I spent last weekend with some gals that knew that old Kelly. I tend to remain somewhat in a bubble these days. Most people that I "run" with I did NOT run with before. They've never seen me smoke a cigarette or drink a beer (or 12). They've never seen my actions wreak havoc over an entire family or be a complete and utter disgrace to myself. But those gals had and what a perfect reminder for this Easter 2011 season. That cross and that tomb means EVERYTHING to me and one of my greatest fears is that after all He and I have been through I will begin to dumb down Easter to matching outfits for my children.

A little boy asked me the other day (with a blatant look of disapproval on his face) "why is his name Cross? is it like cross the street." And I looked at that sweet little boy who has no clue the impact Jesus could make in his very own life and said "no honey it is like Jesus on the cross". Cross the child is here ONLY because of the cross of Jesus. These two sinners would have destroyed each other long before we would have had the honor and privilege of having a son. Sin would have killed and destroyed our reproductive systems just to be totally honest. That cross means everything to us and our journey to our Cross not to mention our Mercy.

So for this Easter 2011, I pray for all of us, that we will figure out this weekend regardless of where we are in our journey. If you have no relationship with Jesus, I pray that you tell society you have a bigger brain than to celebrate a bunny.
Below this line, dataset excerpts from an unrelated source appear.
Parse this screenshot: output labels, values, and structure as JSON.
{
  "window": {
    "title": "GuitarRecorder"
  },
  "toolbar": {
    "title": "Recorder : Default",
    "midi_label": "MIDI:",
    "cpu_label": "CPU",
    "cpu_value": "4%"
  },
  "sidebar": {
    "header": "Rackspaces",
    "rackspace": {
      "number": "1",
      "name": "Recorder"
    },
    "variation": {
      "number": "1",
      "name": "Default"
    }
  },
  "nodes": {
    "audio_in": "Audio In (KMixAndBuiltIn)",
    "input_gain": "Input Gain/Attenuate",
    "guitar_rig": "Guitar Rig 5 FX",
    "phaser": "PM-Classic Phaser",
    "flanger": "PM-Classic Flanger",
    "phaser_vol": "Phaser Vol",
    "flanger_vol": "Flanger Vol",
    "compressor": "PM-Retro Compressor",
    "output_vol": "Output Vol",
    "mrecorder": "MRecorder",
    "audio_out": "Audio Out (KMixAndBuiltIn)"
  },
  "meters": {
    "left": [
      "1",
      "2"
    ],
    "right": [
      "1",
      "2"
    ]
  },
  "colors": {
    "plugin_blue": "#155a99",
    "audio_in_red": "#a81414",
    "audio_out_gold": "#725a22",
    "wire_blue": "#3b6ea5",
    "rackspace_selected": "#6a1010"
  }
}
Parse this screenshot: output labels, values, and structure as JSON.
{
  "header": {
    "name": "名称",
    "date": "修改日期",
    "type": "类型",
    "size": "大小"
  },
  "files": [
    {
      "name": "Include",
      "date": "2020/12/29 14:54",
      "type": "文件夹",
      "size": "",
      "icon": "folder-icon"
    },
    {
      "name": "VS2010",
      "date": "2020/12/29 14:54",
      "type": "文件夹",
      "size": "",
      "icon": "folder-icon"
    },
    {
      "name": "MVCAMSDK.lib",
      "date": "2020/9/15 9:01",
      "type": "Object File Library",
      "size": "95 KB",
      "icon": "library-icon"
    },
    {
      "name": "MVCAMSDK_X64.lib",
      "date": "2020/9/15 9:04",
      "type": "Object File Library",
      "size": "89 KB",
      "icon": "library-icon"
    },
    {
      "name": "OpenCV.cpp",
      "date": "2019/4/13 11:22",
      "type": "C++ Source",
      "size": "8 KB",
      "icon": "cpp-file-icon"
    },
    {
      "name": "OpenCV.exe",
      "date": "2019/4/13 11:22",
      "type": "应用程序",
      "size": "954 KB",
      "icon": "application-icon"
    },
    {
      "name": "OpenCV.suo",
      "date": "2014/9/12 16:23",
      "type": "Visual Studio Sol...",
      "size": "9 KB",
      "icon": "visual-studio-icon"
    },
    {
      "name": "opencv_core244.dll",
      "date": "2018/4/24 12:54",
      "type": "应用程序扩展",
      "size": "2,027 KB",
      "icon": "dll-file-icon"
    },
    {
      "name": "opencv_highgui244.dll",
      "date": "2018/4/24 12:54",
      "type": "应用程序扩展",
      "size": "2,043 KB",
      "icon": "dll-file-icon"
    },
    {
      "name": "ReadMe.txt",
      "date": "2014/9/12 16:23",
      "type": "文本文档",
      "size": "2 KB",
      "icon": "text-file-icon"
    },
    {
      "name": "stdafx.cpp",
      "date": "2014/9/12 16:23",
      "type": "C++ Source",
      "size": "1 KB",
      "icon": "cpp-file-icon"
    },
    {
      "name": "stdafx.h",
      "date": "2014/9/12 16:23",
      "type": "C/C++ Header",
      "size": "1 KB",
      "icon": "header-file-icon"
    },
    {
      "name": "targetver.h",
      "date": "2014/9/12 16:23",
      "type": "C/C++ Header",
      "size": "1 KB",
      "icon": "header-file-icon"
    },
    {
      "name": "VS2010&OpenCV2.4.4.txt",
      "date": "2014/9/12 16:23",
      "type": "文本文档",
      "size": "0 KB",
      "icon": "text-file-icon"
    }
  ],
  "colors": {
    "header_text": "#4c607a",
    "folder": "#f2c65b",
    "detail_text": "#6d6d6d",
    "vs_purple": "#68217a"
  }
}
I pray that you will grab a Bible and start in John and figure out what really happened that Easter weekend all those many years ago. Or if you have walked away from your Savior who you once knew and loved, I pray that you remember that the cross of today is so precious because it only takes a return to be reunited. It is no more complicated than that. And then finally, if you are madly in love with your Savior please fight tooth and nail this weekend and in the years to come to avoid society's temptation to settle for an egg. I wanna talk to my Jesus on Easter! I wanna snuggle up and thank Him. I want to confess sin on Easter for sure but because of the resurrection I want to walk in the power and not be bound to any ever again. I want Easter to be something I celebrate and thank Him for daily, certainly not once a year. I want this weekend to be one that is of Holy significance on the Kingdom calendar and I want my kids to get that truth more than they ever get a stupid Easter basket. I want to respect this corporate Holiday but at the same time I want it to be very personal to this sinner redeemed.

So Happy Easter dear friends! May we walk humbly this weekend, checking our hearts, seeing how we love others, seeing whether our greatest concern is matching outfits or needy neighbors. May we never do another Easter egg hunt with our children without doing everything in our power to make sure that they know the King before hand! He loves you, He died for you, He rose for you, He is coming back for YOU!